A closer look at the wild worm towers revealed some surprising insights. Though there were all kinds of worm species present on the fruits, only one made up the natural towers, and these were all in the dauer larval stage. Clubbed together, they could wave in unison and – as a unit – hitch a ride on anything they could get their mitts on, such as a passing fly.

The fact that they form a coherent structure together that behaves like a super organism and does things, just blows my mind.

Dr Serena Ding

"Worms do things collectively out there in nature," said Ding to IFLScience. "The fact that they form a coherent structure together that behaves like a super organism and does things, just blows my mind."

As well as spotting the assemblages in the wild, the team were able to recreate them with worms in the lab. They saw towers emerging within two hours, sticking together for 12, and as a team, they could accomplish all sorts in their time together. Worm towers stuck and detached to things, they built bridges between objects, wiggling their way to feats we never imagined possible. Though the towers gathered from the wild were exclusively dauer, the lab experiments revealed that adult worms could band together, too.

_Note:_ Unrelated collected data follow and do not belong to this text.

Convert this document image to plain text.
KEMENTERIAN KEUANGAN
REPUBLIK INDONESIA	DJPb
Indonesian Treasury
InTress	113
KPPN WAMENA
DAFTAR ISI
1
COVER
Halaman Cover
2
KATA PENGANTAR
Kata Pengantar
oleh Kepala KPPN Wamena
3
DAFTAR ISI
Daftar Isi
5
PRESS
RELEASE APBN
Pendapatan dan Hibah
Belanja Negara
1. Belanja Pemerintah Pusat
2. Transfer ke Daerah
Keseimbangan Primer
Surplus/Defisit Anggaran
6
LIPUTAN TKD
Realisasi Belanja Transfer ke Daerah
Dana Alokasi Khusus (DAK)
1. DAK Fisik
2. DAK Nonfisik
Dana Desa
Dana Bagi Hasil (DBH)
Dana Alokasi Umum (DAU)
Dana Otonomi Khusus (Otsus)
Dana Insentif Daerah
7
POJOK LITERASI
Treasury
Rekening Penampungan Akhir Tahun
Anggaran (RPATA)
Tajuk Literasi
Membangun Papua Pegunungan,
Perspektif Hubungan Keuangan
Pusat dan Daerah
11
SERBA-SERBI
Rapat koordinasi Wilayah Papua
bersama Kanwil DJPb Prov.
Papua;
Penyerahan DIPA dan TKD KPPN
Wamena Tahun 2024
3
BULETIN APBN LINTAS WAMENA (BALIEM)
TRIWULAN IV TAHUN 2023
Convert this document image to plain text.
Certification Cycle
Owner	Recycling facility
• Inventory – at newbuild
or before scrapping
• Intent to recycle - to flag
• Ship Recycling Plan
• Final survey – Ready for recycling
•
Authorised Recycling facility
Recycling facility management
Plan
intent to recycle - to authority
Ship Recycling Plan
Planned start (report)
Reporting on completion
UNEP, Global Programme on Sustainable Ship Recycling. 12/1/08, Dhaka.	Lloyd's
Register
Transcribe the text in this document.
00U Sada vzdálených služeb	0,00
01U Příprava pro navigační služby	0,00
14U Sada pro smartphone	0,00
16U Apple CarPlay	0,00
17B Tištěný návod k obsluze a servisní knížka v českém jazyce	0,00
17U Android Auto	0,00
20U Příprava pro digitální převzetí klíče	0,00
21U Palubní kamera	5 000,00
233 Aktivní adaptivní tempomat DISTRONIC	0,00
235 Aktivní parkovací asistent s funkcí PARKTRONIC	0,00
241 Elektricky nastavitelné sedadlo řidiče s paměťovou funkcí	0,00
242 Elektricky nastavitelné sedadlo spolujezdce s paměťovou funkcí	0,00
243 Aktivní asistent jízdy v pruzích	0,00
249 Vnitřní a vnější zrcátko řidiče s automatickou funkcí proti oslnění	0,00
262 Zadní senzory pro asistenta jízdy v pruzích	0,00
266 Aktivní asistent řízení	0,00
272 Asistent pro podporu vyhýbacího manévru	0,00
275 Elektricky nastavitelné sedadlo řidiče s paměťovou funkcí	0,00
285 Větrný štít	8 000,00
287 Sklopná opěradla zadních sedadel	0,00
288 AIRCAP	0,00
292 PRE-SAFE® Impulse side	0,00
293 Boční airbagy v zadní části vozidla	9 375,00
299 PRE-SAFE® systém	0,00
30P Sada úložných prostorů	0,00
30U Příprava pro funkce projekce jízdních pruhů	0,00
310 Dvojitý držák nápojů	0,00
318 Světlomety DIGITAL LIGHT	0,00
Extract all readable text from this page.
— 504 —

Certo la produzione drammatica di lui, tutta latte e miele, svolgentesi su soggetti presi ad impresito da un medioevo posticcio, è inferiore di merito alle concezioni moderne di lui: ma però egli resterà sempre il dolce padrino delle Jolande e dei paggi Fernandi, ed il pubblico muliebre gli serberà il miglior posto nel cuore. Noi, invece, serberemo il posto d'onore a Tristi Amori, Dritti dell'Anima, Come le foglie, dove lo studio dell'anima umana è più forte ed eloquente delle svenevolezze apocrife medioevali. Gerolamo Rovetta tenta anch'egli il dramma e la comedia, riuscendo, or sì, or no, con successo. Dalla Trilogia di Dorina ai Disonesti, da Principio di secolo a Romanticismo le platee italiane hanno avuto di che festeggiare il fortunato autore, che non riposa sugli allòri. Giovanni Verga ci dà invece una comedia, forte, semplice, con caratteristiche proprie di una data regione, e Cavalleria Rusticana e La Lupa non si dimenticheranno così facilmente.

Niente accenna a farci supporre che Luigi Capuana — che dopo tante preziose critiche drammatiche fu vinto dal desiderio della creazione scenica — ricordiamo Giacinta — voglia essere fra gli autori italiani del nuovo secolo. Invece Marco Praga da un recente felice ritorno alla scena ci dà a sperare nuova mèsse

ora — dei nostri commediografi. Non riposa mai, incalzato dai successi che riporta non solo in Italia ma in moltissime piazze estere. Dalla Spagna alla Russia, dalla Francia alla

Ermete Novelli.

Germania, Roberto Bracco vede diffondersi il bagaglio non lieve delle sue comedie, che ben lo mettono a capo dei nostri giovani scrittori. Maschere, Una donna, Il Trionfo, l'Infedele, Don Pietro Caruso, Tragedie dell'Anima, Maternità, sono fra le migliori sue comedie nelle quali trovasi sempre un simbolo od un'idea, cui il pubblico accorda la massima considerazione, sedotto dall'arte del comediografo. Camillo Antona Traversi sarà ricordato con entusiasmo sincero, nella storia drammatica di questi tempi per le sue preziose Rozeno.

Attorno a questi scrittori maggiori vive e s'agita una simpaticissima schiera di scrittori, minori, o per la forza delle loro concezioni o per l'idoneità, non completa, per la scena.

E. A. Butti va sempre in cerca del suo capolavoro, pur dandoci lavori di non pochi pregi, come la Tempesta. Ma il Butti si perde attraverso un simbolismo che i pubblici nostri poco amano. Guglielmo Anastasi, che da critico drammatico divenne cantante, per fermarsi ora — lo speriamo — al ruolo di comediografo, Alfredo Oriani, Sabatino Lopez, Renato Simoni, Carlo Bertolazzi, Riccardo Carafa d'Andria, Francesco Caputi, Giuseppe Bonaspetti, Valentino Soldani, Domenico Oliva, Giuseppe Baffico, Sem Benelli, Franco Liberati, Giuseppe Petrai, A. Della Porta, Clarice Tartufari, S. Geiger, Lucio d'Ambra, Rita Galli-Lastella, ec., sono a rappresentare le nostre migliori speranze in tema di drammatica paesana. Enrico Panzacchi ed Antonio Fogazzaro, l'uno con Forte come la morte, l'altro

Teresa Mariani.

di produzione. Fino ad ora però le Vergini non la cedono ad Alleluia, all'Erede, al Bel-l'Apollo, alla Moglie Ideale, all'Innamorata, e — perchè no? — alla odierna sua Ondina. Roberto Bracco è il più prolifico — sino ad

As Ding put it to IFLScience, “Now we’ve opened this can of worms (ha ha) there are so many questions to ask!” Their next goal is to focus on the evolution of sociality, looking specifically at:

  • If towering is a product of cooperation or competition, and how this may vary depending on the relatedness of the worms in said tower
  • Whether there are differences in towering behaviour between species, or perhaps even different strains of the same species.
  • What ecological and evolutionary processes may have driven these behavioural variations, if they exist
  • And why it is that worms choose to tower together when they can disperse individually

“We're just scratching the surface,” added Perez. “The species we study, C. elegans, is a major model organism in biomedical research with a fully mapped genome and powerful molecular tools. That gives us a big advantage." 

"We can track individual worms in towers using fluorescent markers, or use sensory mutants to dissect the role of mechanosensation in tower formation. We’re also beginning to ask whether genes known to influence 2D collective behaviours, like aggregation on plates, also play a role in 3D tower formation.”

The study is published in the journal Current Biology.